The Great Global Retreat

Coca-Cola CEO Roberto Goizueta’s motto was “Think Global, Act Local.” Confused by this message, one of his successors, Doug Daft, changed it to “Think Local, Act Local.” Does either apply now? 

In 1965, media philosopher Marshall McLuhan coined the term “the global village.” That was 40 years before New York Times columnist Tom Friedman celebrated global interdependency in his 2005 book, The World Is Flat. In fact, in 1996, Friedman even more optimistically proclaimed that no two nations that both had McDonald’s franchises would wage war.

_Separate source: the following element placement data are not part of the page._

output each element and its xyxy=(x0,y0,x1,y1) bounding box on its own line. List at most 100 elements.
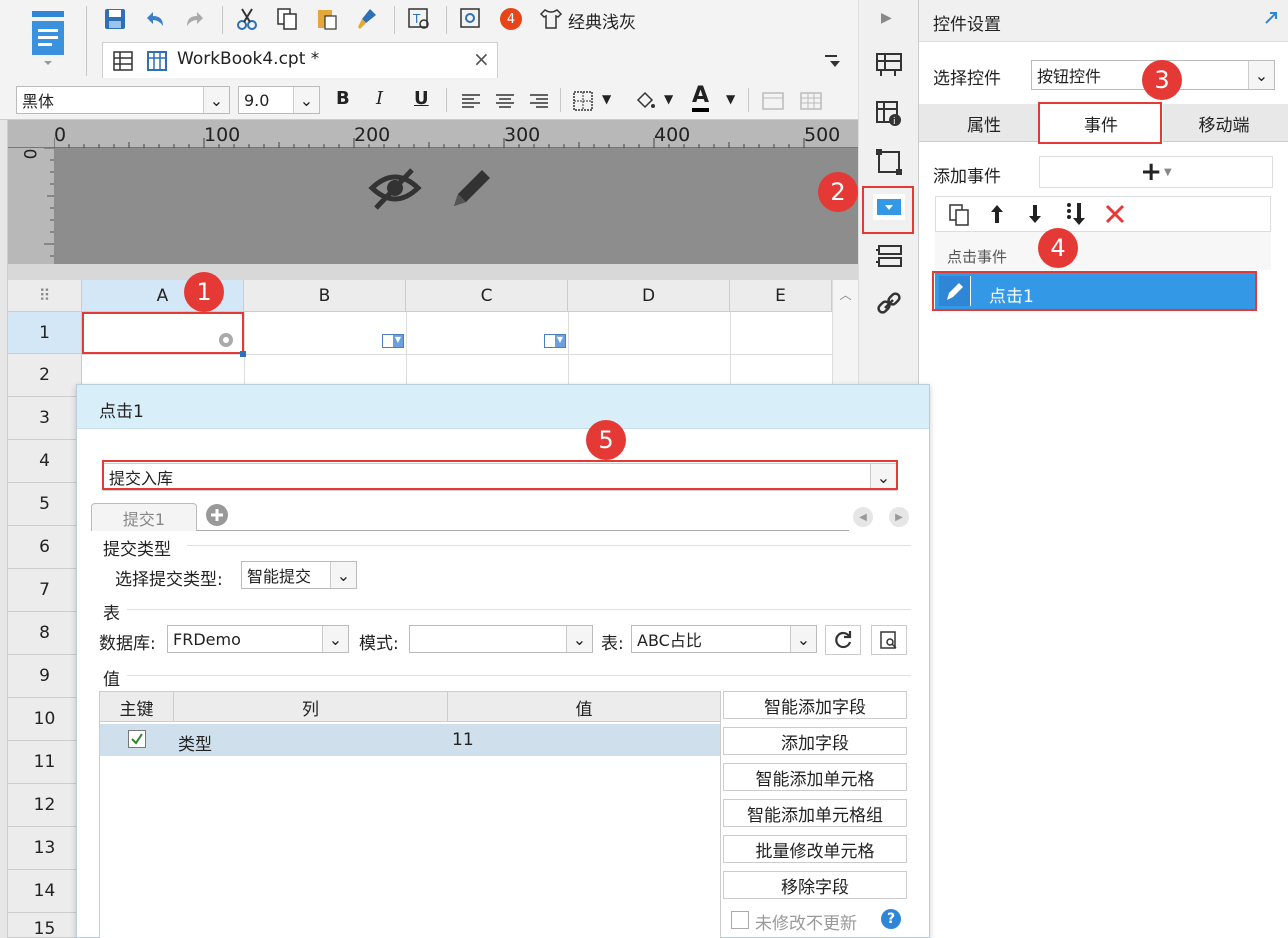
submit-type-select[interactable]: 智能提交 ⌄ xyxy=(241,561,357,589)
remove-field-button[interactable]: 移除字段 xyxy=(723,871,907,899)
text-preview-icon[interactable]: T xyxy=(406,6,432,32)
chevron-down-icon[interactable]: ▼ xyxy=(602,92,611,106)
copy-icon[interactable] xyxy=(948,203,970,231)
row-header[interactable]: 12 xyxy=(8,784,82,827)
database-select[interactable]: FRDemo ⌄ xyxy=(167,625,349,653)
row-header[interactable]: 11 xyxy=(8,741,82,784)
delete-icon[interactable] xyxy=(1104,203,1126,229)
add-event-button[interactable]: + ▼ xyxy=(1039,156,1273,188)
arrow-up-icon[interactable] xyxy=(988,203,1006,229)
left-edge-bar xyxy=(0,0,8,938)
notification-badge[interactable]: 4 xyxy=(500,8,522,30)
row-header[interactable]: 2 xyxy=(8,354,82,397)
tab-close-icon[interactable]: × xyxy=(473,47,490,71)
selection-handle[interactable] xyxy=(240,351,246,357)
cell-attribute-icon[interactable] xyxy=(875,52,903,82)
row-header[interactable]: 15 xyxy=(8,913,82,938)
condition-attribute-icon[interactable] xyxy=(875,244,903,274)
column-header-b[interactable]: B xyxy=(244,280,406,312)
row-header[interactable]: 7 xyxy=(8,569,82,612)
fill-color-icon[interactable] xyxy=(632,88,658,114)
undo-icon[interactable] xyxy=(142,6,168,32)
chevron-right-icon[interactable]: ▶ xyxy=(889,507,909,527)
tab-mobile[interactable]: 移动端 xyxy=(1169,104,1279,142)
table-select[interactable]: ABC占比 ⌄ xyxy=(631,625,817,653)
chevron-up-icon[interactable]: ︿ xyxy=(833,286,858,303)
column-header-c[interactable]: C xyxy=(406,280,568,312)
theme-shirt-icon[interactable] xyxy=(538,6,564,32)
primary-key-checkbox[interactable] xyxy=(128,730,146,748)
combo-widget-icon[interactable]: ▼ xyxy=(382,334,404,348)
format-brush-icon[interactable] xyxy=(354,6,380,32)
submit-subtab[interactable]: 提交1 xyxy=(91,503,197,531)
align-center-icon[interactable] xyxy=(492,88,518,114)
batch-modify-cells-button[interactable]: 批量修改单元格 xyxy=(723,835,907,863)
align-left-icon[interactable] xyxy=(458,88,484,114)
row-header[interactable]: 8 xyxy=(8,612,82,655)
redo-icon[interactable] xyxy=(182,6,208,32)
cell-a1-highlight[interactable] xyxy=(82,312,244,354)
merge-cell-icon xyxy=(760,88,786,114)
row-header[interactable]: 6 xyxy=(8,526,82,569)
row-header[interactable]: 1 xyxy=(8,312,82,354)
font-color-button[interactable]: A xyxy=(692,84,710,112)
font-family-select[interactable]: 黑体 ⌄ xyxy=(16,86,230,114)
tab-attributes[interactable]: 属性 xyxy=(931,104,1037,142)
preview-table-icon[interactable] xyxy=(871,625,907,655)
bold-button[interactable]: B xyxy=(336,88,350,109)
row-header[interactable]: 9 xyxy=(8,655,82,698)
font-size-select[interactable]: 9.0 ⌄ xyxy=(238,86,320,114)
cell-info-icon[interactable]: i xyxy=(875,100,903,132)
row-header[interactable]: 3 xyxy=(8,397,82,440)
row-header[interactable]: 14 xyxy=(8,870,82,913)
preview-search-icon[interactable] xyxy=(458,6,484,32)
row-header[interactable]: 4 xyxy=(8,440,82,483)
submit-type-section-title: 提交类型 xyxy=(103,540,171,560)
hyperlink-icon[interactable] xyxy=(875,290,903,322)
chevron-down-icon[interactable]: ▼ xyxy=(664,92,673,106)
select-all-corner[interactable]: ⠿ xyxy=(8,280,82,312)
header-value[interactable]: 值 xyxy=(448,692,720,722)
save-icon[interactable] xyxy=(102,6,128,32)
underline-button[interactable]: U xyxy=(414,88,429,109)
no-update-checkbox[interactable] xyxy=(731,911,749,929)
chevron-left-icon[interactable]: ◀ xyxy=(853,507,873,527)
tab-menu-icon[interactable] xyxy=(820,48,846,74)
help-icon[interactable]: ? xyxy=(881,909,901,929)
combo-widget-icon[interactable]: ▼ xyxy=(544,334,566,348)
header-column[interactable]: 列 xyxy=(174,692,448,722)
header-primary-key[interactable]: 主键 xyxy=(100,692,174,722)
smart-add-field-button[interactable]: 智能添加字段 xyxy=(723,691,907,719)
italic-button[interactable]: I xyxy=(376,88,383,109)
template-icon[interactable] xyxy=(26,8,70,66)
row-header[interactable]: 13 xyxy=(8,827,82,870)
border-icon[interactable] xyxy=(570,88,596,114)
smart-add-cell-button[interactable]: 智能添加单元格 xyxy=(723,763,907,791)
arrow-down-icon[interactable] xyxy=(1026,203,1044,229)
column-header-e[interactable]: E xyxy=(730,280,832,312)
chevron-down-icon[interactable]: ▼ xyxy=(726,92,735,106)
table-row[interactable]: 类型 11 xyxy=(100,724,720,756)
theme-label[interactable]: 经典浅灰 xyxy=(568,8,636,33)
cut-icon[interactable] xyxy=(234,6,260,32)
refresh-icon[interactable] xyxy=(825,625,861,655)
edit-pencil-icon[interactable] xyxy=(446,164,496,218)
expand-icon[interactable] xyxy=(1263,10,1279,30)
add-field-button[interactable]: 添加字段 xyxy=(723,727,907,755)
schema-select[interactable]: ⌄ xyxy=(409,625,593,653)
hide-eye-icon[interactable] xyxy=(368,166,422,216)
font-size-value: 9.0 xyxy=(244,90,270,110)
column-header-d[interactable]: D xyxy=(568,280,730,312)
copy-icon[interactable] xyxy=(274,6,300,32)
row-header[interactable]: 10 xyxy=(8,698,82,741)
chevron-right-icon[interactable]: ▶ xyxy=(881,10,892,26)
align-right-icon[interactable] xyxy=(526,88,552,114)
smart-add-cell-group-button[interactable]: 智能添加单元格组 xyxy=(723,799,907,827)
splitter[interactable] xyxy=(8,264,858,280)
float-element-icon[interactable] xyxy=(875,148,903,180)
tab-workbook[interactable]: WorkBook4.cpt * × xyxy=(102,42,498,78)
move-bottom-icon[interactable] xyxy=(1064,201,1088,231)
add-subtab-icon[interactable] xyxy=(205,503,229,531)
row-header[interactable]: 5 xyxy=(8,483,82,526)
paste-icon[interactable] xyxy=(314,6,340,32)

Sadly, that wasn’t true in Africa, the Middle East or Central Europe back when he wrote it, and the 110 McDonald’s restaurants in Ukraine and 860 McDonald’s in Russia underscore just how naive the sentiment remains today. 

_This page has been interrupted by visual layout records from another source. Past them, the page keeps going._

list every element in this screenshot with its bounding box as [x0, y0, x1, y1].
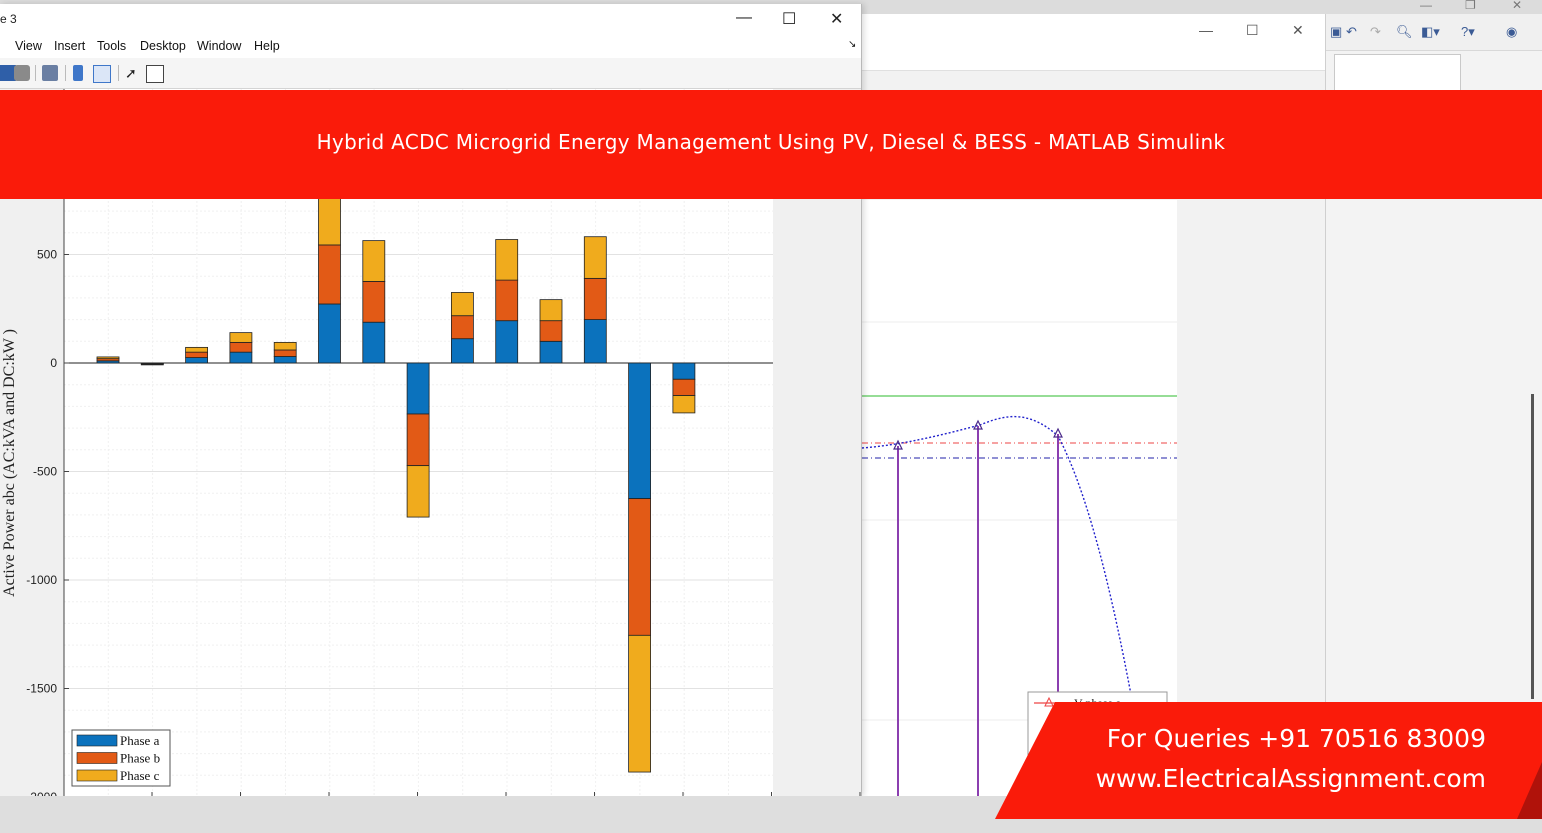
zoom-icon[interactable]: 🔍︎ [1396, 24, 1413, 40]
bar-segment-phase-b [628, 498, 651, 636]
menu-insert[interactable]: Insert [54, 39, 85, 53]
bar-segment-phase-c [628, 634, 651, 773]
bar-segment-phase-c [406, 465, 430, 518]
bar-segment-phase-a [362, 321, 386, 364]
help-icon[interactable]: ?▾ [1461, 24, 1475, 40]
menu-help[interactable]: Help [254, 39, 280, 53]
legend-swatch [76, 769, 118, 782]
bar-segment-phase-c [140, 362, 164, 365]
bar-segment-phase-c [539, 299, 563, 322]
record-icon[interactable]: ◉ [1506, 24, 1517, 40]
figure-close-icon[interactable]: ✕ [830, 9, 843, 29]
link-plot-icon[interactable] [42, 65, 58, 81]
toolbar-separator [118, 65, 119, 81]
menu-desktop[interactable]: Desktop [140, 39, 186, 53]
bar-segment-phase-c [672, 395, 696, 414]
bar-segment-phase-a [450, 338, 474, 364]
y-tick-label: -1500 [26, 682, 57, 696]
bar-segment-phase-b [185, 351, 209, 358]
figure-toolbar: ➚ [0, 58, 861, 89]
scope-titlebar: — ☐ ✕ [862, 14, 1325, 50]
bar-segment-phase-c [229, 332, 253, 343]
scope-maximize-icon[interactable]: ☐ [1246, 22, 1259, 39]
simulink-scrollbar[interactable] [1531, 394, 1534, 699]
bar-segment-phase-b [672, 378, 696, 396]
legend-label: Phase a [120, 733, 160, 748]
bar-segment-phase-b [450, 315, 474, 340]
bar-segment-phase-b [583, 277, 607, 320]
desktop-restore-icon[interactable]: ❐ [1465, 0, 1476, 12]
bar-segment-phase-c [96, 356, 120, 360]
simulink-toolbar: ▣ ↶ ↷ 🔍︎ ◧▾ ?▾ ◉ [1326, 14, 1542, 51]
property-inspector-icon[interactable] [146, 65, 164, 83]
bar-segment-phase-a [539, 340, 563, 364]
y-axis-label: Active Power abc (AC:kVA and DC:kW ) [1, 329, 18, 597]
bar-segment-phase-c [273, 341, 297, 351]
y-tick-label: -500 [33, 465, 57, 479]
figure-titlebar: e 3 — ☐ ✕ [0, 4, 861, 34]
save-icon[interactable]: ▣ [1330, 24, 1342, 40]
menu-view[interactable]: View [15, 39, 42, 53]
bar-segment-phase-c [185, 346, 209, 353]
toolbar-separator [35, 65, 36, 81]
y-tick-label: -1000 [26, 573, 57, 587]
bar-segment-phase-c [450, 292, 474, 317]
bar-segment-phase-c [583, 236, 607, 279]
bar-segment-phase-a [583, 319, 607, 364]
legend-icon[interactable] [93, 65, 111, 83]
bar-segment-phase-a [672, 362, 696, 380]
bar-segment-phase-b [495, 279, 519, 322]
desktop-close-icon[interactable]: ✕ [1512, 0, 1522, 12]
bar-segment-phase-a [495, 320, 519, 364]
colorbar-icon[interactable] [73, 65, 83, 81]
legend-swatch [76, 752, 118, 764]
promo-shape [995, 702, 1542, 819]
menu-dock-icon[interactable]: ↘ [848, 39, 856, 50]
legend-swatch [76, 734, 118, 747]
bar-segment-phase-a [628, 362, 651, 500]
menu-window[interactable]: Window [197, 39, 241, 53]
bar-segment-phase-b [318, 244, 341, 305]
legend-label: Phase b [120, 751, 160, 766]
promo-phone: For Queries +91 70516 83009 [1106, 724, 1486, 753]
bar-segment-phase-b [140, 363, 164, 366]
undo-icon[interactable]: ↶ [1346, 24, 1357, 40]
redo-icon[interactable]: ↷ [1370, 24, 1381, 40]
y-tick-label: 500 [37, 248, 57, 262]
bar-segment-phase-c [495, 239, 519, 281]
bar-segment-phase-c [362, 240, 386, 282]
menu-tools[interactable]: Tools [97, 39, 126, 53]
bar-segment-phase-a [273, 356, 297, 364]
scope-minimize-icon[interactable]: — [1199, 22, 1213, 38]
bar-segment-phase-b [362, 281, 386, 323]
scope-close-icon[interactable]: ✕ [1292, 22, 1304, 39]
desktop-minimize-icon[interactable]: — [1420, 0, 1432, 12]
bar-segment-phase-a [406, 362, 430, 415]
bar-segment-phase-a [185, 357, 209, 364]
print-icon[interactable] [14, 65, 30, 81]
title-banner: Hybrid ACDC Microgrid Energy Management … [0, 90, 1542, 199]
bar-segment-phase-b [229, 341, 253, 353]
promo-ribbon: For Queries +91 70516 83009 www.Electric… [995, 702, 1542, 819]
bar-segment-phase-b [406, 413, 430, 467]
y-tick-label: 0 [50, 356, 57, 370]
toolbar-separator [65, 65, 66, 81]
bar-segment-phase-b [539, 320, 563, 342]
legend-label: Phase c [120, 768, 160, 783]
bar-segment-phase-a [318, 303, 341, 364]
bar-segment-phase-b [273, 349, 297, 357]
figure-title: e 3 [0, 12, 17, 26]
fit-view-icon[interactable]: ◧▾ [1421, 24, 1440, 40]
banner-title: Hybrid ACDC Microgrid Energy Management … [316, 130, 1226, 154]
edit-plot-arrow-icon[interactable]: ➚ [125, 65, 141, 81]
figure-maximize-icon[interactable]: ☐ [782, 9, 796, 29]
scope-menubar [862, 50, 1325, 71]
figure-menubar: View Insert Tools Desktop Window Help ↘ [0, 34, 861, 58]
figure-minimize-icon[interactable]: — [736, 9, 752, 27]
scope-curve [862, 415, 1133, 701]
bar-segment-phase-a [229, 351, 253, 364]
promo-website[interactable]: www.ElectricalAssignment.com [1096, 764, 1486, 793]
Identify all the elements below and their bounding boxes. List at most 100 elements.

BlackRock CEO Larry Fink recently remarked on the fizzling of the era of globalization in his firm’s annual report. “The Russian invasion of Ukraine has put an end to the globalization we have experienced over the last three decades,” he wrote. 

This sudden shift in sentiment has come as something of a shock to business leaders and CEOs, given that the promotion of business economic interdependence beyond simple mercantile colonization has been a steady drumbeat since economist David Ricardo’s theory of comparative advantage.